We propose to base the matching decisions on the solution to a linear program (LP) that accounts for (i) the differing arrival rates of drivers and customers in different areas of the city, (ii) how long customers are willing to wait for driver pick-up, and (iii) the time-varying nature of all the aforementioned parameters. Our main theorems establish the asymptotic optimality of an LP-based policy in a large market regime in which drivers are fully utilized. We show through extensive simulation experiments that an LP-based policy significantly outperforms the CD policy when there are large imbalances in customer and driver arrival rates across different areas in the city.
(joint with Erhun Ozkan)
(SSRN link: http://papers.ssrn.com/sol3/papers.cfm?abstract_id=2844451)

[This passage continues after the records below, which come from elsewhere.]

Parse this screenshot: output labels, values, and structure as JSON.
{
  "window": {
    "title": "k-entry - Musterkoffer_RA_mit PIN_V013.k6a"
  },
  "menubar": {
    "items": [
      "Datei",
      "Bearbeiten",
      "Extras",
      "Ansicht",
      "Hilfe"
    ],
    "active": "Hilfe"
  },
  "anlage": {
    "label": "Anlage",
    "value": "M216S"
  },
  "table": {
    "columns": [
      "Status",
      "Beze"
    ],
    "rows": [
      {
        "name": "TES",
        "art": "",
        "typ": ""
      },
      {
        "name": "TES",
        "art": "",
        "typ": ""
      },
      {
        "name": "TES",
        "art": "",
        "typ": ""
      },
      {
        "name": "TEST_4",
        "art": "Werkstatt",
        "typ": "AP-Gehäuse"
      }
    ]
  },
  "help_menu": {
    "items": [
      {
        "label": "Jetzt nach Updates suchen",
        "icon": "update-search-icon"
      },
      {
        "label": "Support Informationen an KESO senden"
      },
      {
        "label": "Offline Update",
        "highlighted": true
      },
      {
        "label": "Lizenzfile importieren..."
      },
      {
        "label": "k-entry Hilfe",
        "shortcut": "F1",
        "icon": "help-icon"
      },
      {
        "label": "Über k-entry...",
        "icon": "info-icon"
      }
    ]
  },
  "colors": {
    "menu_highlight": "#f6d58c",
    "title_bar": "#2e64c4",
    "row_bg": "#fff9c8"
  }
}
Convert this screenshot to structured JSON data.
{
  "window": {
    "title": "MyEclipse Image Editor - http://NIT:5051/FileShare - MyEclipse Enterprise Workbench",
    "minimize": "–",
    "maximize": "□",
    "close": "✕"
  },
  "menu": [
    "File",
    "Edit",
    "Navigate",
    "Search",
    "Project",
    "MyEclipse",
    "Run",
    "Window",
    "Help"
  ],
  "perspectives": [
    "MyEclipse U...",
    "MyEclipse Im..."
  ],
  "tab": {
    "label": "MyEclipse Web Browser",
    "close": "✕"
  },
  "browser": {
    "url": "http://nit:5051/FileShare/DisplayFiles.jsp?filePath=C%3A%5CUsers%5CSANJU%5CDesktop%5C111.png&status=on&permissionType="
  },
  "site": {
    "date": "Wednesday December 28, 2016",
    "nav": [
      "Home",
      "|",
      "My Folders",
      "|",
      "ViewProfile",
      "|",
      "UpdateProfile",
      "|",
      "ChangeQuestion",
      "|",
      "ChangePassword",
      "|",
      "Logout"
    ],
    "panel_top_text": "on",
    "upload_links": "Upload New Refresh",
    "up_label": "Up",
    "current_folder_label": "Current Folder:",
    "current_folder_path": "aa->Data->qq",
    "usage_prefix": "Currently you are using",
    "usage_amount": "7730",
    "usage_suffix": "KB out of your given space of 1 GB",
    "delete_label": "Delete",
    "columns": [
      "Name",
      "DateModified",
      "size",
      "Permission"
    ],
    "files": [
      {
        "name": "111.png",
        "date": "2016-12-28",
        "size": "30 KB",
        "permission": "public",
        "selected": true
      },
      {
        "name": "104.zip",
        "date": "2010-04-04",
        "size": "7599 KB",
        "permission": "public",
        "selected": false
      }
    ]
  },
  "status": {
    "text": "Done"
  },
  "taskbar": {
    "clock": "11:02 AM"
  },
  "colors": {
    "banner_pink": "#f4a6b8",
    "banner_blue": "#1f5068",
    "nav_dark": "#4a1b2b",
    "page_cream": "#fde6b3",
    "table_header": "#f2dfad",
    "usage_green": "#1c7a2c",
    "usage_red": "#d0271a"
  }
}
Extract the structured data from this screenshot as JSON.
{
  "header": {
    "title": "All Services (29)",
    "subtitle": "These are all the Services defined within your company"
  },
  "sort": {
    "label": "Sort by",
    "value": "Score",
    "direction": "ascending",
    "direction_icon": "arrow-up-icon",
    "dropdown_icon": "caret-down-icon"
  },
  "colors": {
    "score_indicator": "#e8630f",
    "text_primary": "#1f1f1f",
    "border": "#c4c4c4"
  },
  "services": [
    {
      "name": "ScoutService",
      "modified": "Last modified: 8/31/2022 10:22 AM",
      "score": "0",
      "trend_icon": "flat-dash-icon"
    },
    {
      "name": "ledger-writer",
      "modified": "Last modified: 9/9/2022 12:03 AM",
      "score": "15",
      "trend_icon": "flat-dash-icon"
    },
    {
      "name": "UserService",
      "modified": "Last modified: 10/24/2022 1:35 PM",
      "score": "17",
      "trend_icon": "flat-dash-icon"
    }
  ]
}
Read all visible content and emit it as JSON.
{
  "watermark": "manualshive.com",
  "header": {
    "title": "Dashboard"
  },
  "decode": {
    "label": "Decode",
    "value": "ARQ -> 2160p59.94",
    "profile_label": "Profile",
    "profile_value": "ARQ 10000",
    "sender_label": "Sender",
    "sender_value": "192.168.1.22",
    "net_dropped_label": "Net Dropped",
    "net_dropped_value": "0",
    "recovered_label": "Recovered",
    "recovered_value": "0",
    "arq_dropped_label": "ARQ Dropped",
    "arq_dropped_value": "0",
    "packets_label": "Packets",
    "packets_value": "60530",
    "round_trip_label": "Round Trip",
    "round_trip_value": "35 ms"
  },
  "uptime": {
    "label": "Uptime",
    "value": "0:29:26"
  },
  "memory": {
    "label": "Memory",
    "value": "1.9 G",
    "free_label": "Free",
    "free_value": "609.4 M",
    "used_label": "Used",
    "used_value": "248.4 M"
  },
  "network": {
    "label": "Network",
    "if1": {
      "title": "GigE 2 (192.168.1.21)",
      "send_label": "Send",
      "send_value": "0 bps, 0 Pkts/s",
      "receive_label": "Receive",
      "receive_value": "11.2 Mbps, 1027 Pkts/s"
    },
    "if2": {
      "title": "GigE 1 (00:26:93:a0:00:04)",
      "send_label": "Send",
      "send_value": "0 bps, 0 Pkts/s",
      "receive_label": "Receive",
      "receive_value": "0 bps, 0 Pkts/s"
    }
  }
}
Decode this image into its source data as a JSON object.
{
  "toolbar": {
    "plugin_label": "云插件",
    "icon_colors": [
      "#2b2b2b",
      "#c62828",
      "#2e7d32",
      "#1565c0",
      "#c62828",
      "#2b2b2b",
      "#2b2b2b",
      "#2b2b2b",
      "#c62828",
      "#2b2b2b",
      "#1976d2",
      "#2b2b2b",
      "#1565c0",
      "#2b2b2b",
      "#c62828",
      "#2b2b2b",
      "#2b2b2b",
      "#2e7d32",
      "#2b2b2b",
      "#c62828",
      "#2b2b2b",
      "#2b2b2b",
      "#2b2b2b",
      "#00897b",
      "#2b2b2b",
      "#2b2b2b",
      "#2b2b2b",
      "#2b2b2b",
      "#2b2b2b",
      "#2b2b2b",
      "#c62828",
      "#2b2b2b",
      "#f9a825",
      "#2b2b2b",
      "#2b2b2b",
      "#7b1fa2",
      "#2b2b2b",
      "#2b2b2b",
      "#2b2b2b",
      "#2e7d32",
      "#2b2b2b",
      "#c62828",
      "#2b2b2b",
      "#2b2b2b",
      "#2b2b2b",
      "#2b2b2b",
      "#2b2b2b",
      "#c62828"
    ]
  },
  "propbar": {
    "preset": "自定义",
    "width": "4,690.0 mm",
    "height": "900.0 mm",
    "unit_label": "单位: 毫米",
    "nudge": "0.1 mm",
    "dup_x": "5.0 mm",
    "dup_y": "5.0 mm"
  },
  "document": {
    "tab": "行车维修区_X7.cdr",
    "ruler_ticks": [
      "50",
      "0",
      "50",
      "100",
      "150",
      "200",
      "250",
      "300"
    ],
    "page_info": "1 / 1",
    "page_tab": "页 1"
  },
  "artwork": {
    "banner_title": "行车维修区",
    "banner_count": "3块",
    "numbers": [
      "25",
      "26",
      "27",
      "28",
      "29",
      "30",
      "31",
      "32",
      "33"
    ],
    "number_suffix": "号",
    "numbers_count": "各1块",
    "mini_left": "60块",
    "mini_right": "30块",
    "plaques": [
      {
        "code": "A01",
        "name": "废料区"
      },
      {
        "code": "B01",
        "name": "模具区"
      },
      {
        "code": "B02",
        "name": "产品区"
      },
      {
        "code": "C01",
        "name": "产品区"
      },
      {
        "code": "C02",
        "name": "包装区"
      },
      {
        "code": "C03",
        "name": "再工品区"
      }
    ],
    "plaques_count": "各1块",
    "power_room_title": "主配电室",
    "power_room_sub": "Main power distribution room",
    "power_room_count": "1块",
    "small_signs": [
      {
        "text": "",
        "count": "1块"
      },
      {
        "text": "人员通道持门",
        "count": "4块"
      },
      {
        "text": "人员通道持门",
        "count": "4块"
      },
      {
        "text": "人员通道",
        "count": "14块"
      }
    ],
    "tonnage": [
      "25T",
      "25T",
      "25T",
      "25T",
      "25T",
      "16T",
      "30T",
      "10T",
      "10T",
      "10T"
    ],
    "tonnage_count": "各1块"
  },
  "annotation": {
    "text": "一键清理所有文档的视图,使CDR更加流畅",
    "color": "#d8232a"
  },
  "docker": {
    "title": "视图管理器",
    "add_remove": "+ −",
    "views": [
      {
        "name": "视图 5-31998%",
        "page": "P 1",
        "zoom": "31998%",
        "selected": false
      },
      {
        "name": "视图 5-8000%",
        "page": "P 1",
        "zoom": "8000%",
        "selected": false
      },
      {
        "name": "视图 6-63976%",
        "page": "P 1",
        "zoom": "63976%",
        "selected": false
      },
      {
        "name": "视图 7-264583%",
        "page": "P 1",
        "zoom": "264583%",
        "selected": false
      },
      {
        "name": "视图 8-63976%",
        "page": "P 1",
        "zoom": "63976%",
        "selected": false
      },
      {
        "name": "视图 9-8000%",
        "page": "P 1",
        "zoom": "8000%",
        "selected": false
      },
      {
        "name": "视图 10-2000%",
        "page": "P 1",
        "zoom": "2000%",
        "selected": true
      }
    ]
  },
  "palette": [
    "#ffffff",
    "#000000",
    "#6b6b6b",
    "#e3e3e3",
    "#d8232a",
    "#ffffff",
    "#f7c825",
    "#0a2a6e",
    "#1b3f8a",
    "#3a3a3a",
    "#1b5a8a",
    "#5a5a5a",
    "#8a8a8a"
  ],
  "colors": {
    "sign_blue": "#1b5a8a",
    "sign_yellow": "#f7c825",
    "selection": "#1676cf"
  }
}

Observational Learning and Abandonment Behavior in Queues
In several service operations settings users only have partial information on system parameters pertinent to performance. In some cases it may only be possible for them to infer this through their own observations or experiences in the system. In this talk we present a simple stylized model of a queueing system that strives to capture some salient features of “observational learning,” and elucidate its effects on user behavior and the system’s equilibrium operating point.
(joint work with John Yao and Costis Maglaras.)
Bed Blocking in Hospitals due to Scarce Capacity in Geriatric Institutions — Cost Minimization via Fluid Models
This research focuses on elderly patients who have been hospitalized, are ready to be discharged but must remain in the hospital until a bed in a geriatric institution becomes available; these patients “block” a hospital bed. Bed-blocking has become a challenge to healthcare operators due to its economic implications and quality-of-life effect on patients. Hospital-delayed patients, who cannot access their most appropriate treatment (e.g., rehabilitation), prevent new admissions. Moreover, bed-blocking is costly since a hospital bed is more expensive to operate than a geriatric bed. We are thus motivated to model and analyze the flow of patients between hospitals and geriatric institutions, in order to improve their joint operation. To this end, we develop a mathematical fluid model of this patient flow, which accounts for blocking, mortality and readmission, all significant features of the discussed environment. Analyzing the fluid model and its offered-load counterpart yields a closed-form expression for bed allocation decisions, which minimizes underage and overage costs. Finally, we validate the model with a two-year data set from a hospital chain, which includes four general hospitals and three geriatric hospitals. Solving for the optimal number of geriatric beds in our system demonstrates that significant cost reductions are achievable, when compared to current operations.